Name: Dakota Berg
Graduation Year: 2016
Job Title: Lead Designer
Describe your design journey.
My design journey started in middle school when I met a local graphic designer and first found Photoshop. I spent a few years learning and exploring, and eventually I picked up a few random freelance jobs around town. I ended up going to the University of Washington in Seattle my first year of college. After that, I transferred back to Eastern Washington University to finish out my Bachelor’s degree. During college, I did a design internship at BHW1 and worked as a full-time designer on staff at Klündt Hosmer. I also was a designer for the EWU Bookstore and a PLUS Facilitator for a few web design courses. I had a variety of freelance clients during college and after graduating, which eventually led me to my current position at SportsCastr. I worked remotely from Spokane for the first two years before relocating to New York City and I’ve been in the city for two years now.
What are some of the responsibilities of your current position?
I do all of the internal design work for SportsCastr and FanChain. Some of my job responsibilities include branding, web design, app design, web development, strategy, product management, new feature development, marketing strategy, marketing and social media materials, merchandise design, data visualization, presentation decks, client-branded assets, investor materials, quarterly reports and more. There are a few contract designers that I also art direct, including illustrators and animators.
What is your favorite part about your position?
The variety of the work that I get to do under the SportsCastr brand keeps things interesting, from things for SportsCastr products, to things for our cryptocurrency suite, FanChain, to things for our partners. My favorite aspect is working on the core products, SportsCastr.com and the SportsCastr iOS App.
How did the design program prepare you for your current position?
One of the best skills I learned in the program at EWU was problem solving and simply learning how to figure things out on the fly. Understanding that going into the profession not knowing everything is important, but knowing that you can figure anything out is the most important aspect. Also, learning how to code has been one of the most valuable skills I’ve been able to apply, stepping in to help problem solve or building out complete sections or features myself.
What was most memorable to you about your experiences in the design program?

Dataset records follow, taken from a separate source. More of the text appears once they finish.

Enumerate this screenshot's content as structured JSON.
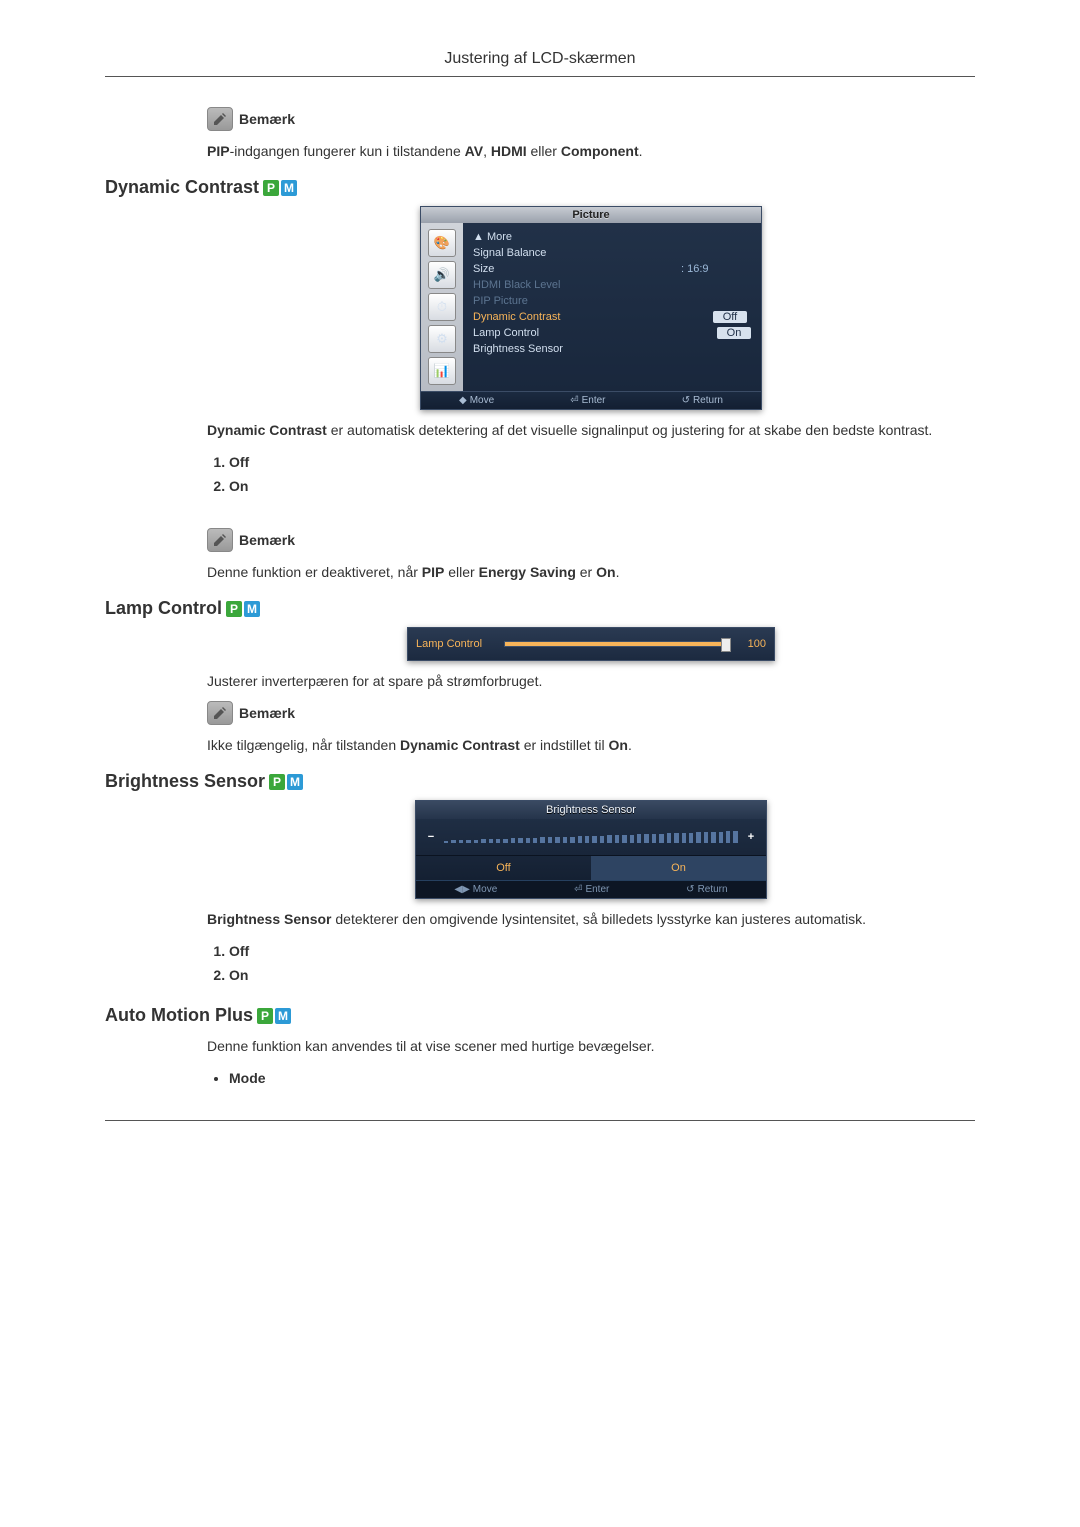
{
  "page_title": "Justering af LCD-skærmen",
  "note_label": "Bemærk",
  "sections": {
    "intro_note": "PIP-indgangen fungerer kun i tilstandene AV, HDMI eller Component.",
    "dynamic_contrast": {
      "heading": "Dynamic Contrast",
      "osd_title": "Picture",
      "osd_items": {
        "more": "▲ More",
        "signal_balance": "Signal Balance",
        "size": "Size",
        "size_val": ": 16:9",
        "hdmi_black": "HDMI Black Level",
        "pip_picture": "PIP Picture",
        "dynamic_contrast": "Dynamic Contrast",
        "dynamic_contrast_val": "Off",
        "lamp_control": "Lamp Control",
        "lamp_control_val": "On",
        "brightness_sensor": "Brightness Sensor"
      },
      "osd_footer": {
        "move": "Move",
        "enter": "Enter",
        "return": "Return"
      },
      "description": "Dynamic Contrast er automatisk detektering af det visuelle signalinput og justering for at skabe den bedste kontrast.",
      "options": [
        "Off",
        "On"
      ],
      "note_text": "Denne funktion er deaktiveret, når PIP eller Energy Saving er On."
    },
    "lamp_control": {
      "heading": "Lamp Control",
      "osd_label": "Lamp Control",
      "osd_value": "100",
      "description": "Justerer inverterpæren for at spare på strømforbruget.",
      "note_text": "Ikke tilgængelig, når tilstanden Dynamic Contrast er indstillet til On."
    },
    "brightness_sensor": {
      "heading": "Brightness Sensor",
      "osd_title": "Brightness Sensor",
      "opt_off": "Off",
      "opt_on": "On",
      "footer": {
        "move": "Move",
        "enter": "Enter",
        "return": "Return"
      },
      "description": "Brightness Sensor detekterer den omgivende lysintensitet, så billedets lysstyrke kan justeres automatisk.",
      "options": [
        "Off",
        "On"
      ]
    },
    "auto_motion_plus": {
      "heading": "Auto Motion Plus",
      "description": "Denne funktion kan anvendes til at vise scener med hurtige bevægelser.",
      "bullet": "Mode"
    }
  },
  "badges": {
    "p": "P",
    "m": "M"
  }
}
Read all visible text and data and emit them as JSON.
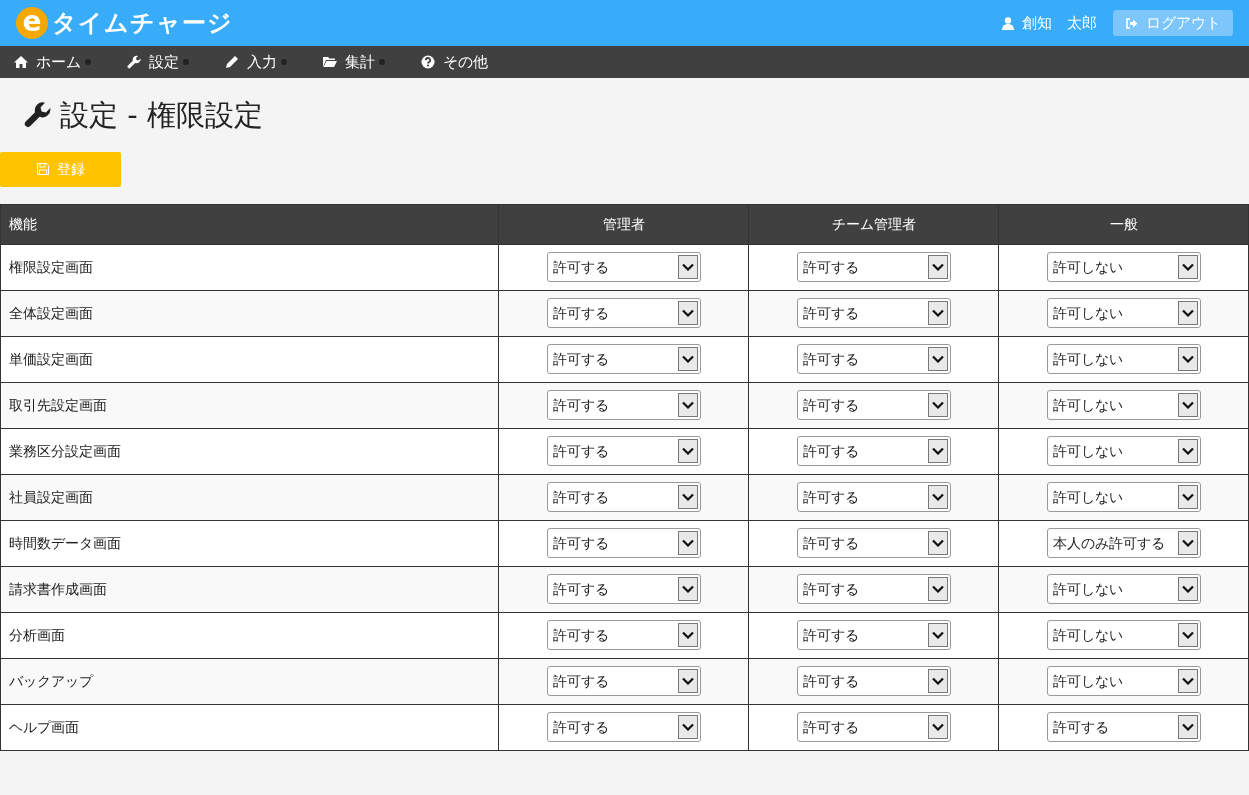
{
  "header": {
    "logo_mark": "e",
    "logo_text": "タイムチャージ",
    "user_name": "創知　太郎",
    "logout_label": "ログアウト"
  },
  "nav": [
    {
      "label": "ホーム"
    },
    {
      "label": "設定"
    },
    {
      "label": "入力"
    },
    {
      "label": "集計"
    },
    {
      "label": "その他"
    }
  ],
  "page_title": "設定 - 権限設定",
  "register_button": "登録",
  "table": {
    "columns": [
      "機能",
      "管理者",
      "チーム管理者",
      "一般"
    ],
    "rows": [
      {
        "feature": "権限設定画面",
        "values": [
          "許可する",
          "許可する",
          "許可しない"
        ]
      },
      {
        "feature": "全体設定画面",
        "values": [
          "許可する",
          "許可する",
          "許可しない"
        ]
      },
      {
        "feature": "単価設定画面",
        "values": [
          "許可する",
          "許可する",
          "許可しない"
        ]
      },
      {
        "feature": "取引先設定画面",
        "values": [
          "許可する",
          "許可する",
          "許可しない"
        ]
      },
      {
        "feature": "業務区分設定画面",
        "values": [
          "許可する",
          "許可する",
          "許可しない"
        ]
      },
      {
        "feature": "社員設定画面",
        "values": [
          "許可する",
          "許可する",
          "許可しない"
        ]
      },
      {
        "feature": "時間数データ画面",
        "values": [
          "許可する",
          "許可する",
          "本人のみ許可する"
        ]
      },
      {
        "feature": "請求書作成画面",
        "values": [
          "許可する",
          "許可する",
          "許可しない"
        ]
      },
      {
        "feature": "分析画面",
        "values": [
          "許可する",
          "許可する",
          "許可しない"
        ]
      },
      {
        "feature": "バックアップ",
        "values": [
          "許可する",
          "許可する",
          "許可しない"
        ]
      },
      {
        "feature": "ヘルプ画面",
        "values": [
          "許可する",
          "許可する",
          "許可する"
        ]
      }
    ]
  }
}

The relationships I formed with some of my fellow students and professors in the program have been some of my favorite relationships I have still to do this day. Going into the design program, I knew that branding was an area that I was already interested in, but one of the more memorable moments I have from the program was when I first started to understand the magic of blending the skills of design and web development.

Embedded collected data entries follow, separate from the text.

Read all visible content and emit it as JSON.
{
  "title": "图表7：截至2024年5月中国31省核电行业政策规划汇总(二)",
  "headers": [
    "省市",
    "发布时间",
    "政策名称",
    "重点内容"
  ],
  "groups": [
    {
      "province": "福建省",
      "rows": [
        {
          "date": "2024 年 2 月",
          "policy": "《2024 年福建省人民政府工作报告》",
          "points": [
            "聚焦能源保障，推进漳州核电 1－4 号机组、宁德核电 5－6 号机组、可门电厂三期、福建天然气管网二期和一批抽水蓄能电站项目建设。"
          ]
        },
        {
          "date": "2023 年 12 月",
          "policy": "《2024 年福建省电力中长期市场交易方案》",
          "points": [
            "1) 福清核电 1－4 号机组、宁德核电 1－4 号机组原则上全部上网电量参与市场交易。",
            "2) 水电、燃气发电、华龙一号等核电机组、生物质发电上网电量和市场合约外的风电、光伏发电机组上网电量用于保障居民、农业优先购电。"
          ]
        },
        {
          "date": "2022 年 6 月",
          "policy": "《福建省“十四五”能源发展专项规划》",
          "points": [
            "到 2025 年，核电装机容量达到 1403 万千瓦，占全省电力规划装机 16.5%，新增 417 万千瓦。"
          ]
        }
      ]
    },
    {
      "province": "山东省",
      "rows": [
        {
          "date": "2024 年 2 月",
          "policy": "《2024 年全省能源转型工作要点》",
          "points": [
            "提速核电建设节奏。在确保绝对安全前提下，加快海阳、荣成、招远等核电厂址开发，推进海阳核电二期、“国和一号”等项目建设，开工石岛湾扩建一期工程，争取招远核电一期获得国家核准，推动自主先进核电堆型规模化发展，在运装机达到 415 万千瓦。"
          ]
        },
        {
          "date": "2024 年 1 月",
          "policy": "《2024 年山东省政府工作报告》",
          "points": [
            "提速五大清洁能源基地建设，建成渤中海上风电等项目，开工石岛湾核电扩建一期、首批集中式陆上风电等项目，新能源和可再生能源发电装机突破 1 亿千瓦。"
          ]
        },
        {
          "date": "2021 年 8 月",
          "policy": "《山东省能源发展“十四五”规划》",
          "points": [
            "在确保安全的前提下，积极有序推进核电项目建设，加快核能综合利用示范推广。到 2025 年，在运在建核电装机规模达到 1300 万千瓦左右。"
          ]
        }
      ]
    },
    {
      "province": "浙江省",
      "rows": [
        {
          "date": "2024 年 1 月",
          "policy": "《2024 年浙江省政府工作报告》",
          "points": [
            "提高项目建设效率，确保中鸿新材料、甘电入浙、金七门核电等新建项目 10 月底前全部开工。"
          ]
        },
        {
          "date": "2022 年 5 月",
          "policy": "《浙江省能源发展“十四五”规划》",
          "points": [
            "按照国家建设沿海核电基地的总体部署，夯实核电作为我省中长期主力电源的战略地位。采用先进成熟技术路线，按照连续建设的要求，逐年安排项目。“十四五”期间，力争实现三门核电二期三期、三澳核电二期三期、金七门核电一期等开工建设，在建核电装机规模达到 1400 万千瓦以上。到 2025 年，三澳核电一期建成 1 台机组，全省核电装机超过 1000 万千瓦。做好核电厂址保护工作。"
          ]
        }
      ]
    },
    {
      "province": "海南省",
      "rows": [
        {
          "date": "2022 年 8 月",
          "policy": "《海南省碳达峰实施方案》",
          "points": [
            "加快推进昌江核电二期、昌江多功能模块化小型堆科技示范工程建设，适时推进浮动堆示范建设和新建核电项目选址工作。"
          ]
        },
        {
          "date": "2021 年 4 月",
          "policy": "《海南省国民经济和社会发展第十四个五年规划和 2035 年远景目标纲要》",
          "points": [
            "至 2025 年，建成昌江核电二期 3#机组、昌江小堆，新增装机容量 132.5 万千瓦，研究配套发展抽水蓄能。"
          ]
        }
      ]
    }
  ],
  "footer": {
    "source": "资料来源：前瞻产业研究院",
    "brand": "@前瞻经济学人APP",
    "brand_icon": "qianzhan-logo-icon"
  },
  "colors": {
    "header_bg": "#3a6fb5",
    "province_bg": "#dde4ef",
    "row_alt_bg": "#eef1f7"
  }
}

What advice would you give to someone who is considering pursuing a design degree?
Hone your design skills and build your portfolio outside of school. Always have side projects. One of the most helpful things I did was build a big portfolio of work before, during and after college, which allowed me to be highly selective of what projects appeared in my portfolio. Also work on talking through your design decisions and being able to explain how you arrived where you did and why it’s the best solution for the problem. If you know how to sell yourself and you have a solid portfolio, you won’t have any issues finding opportunities.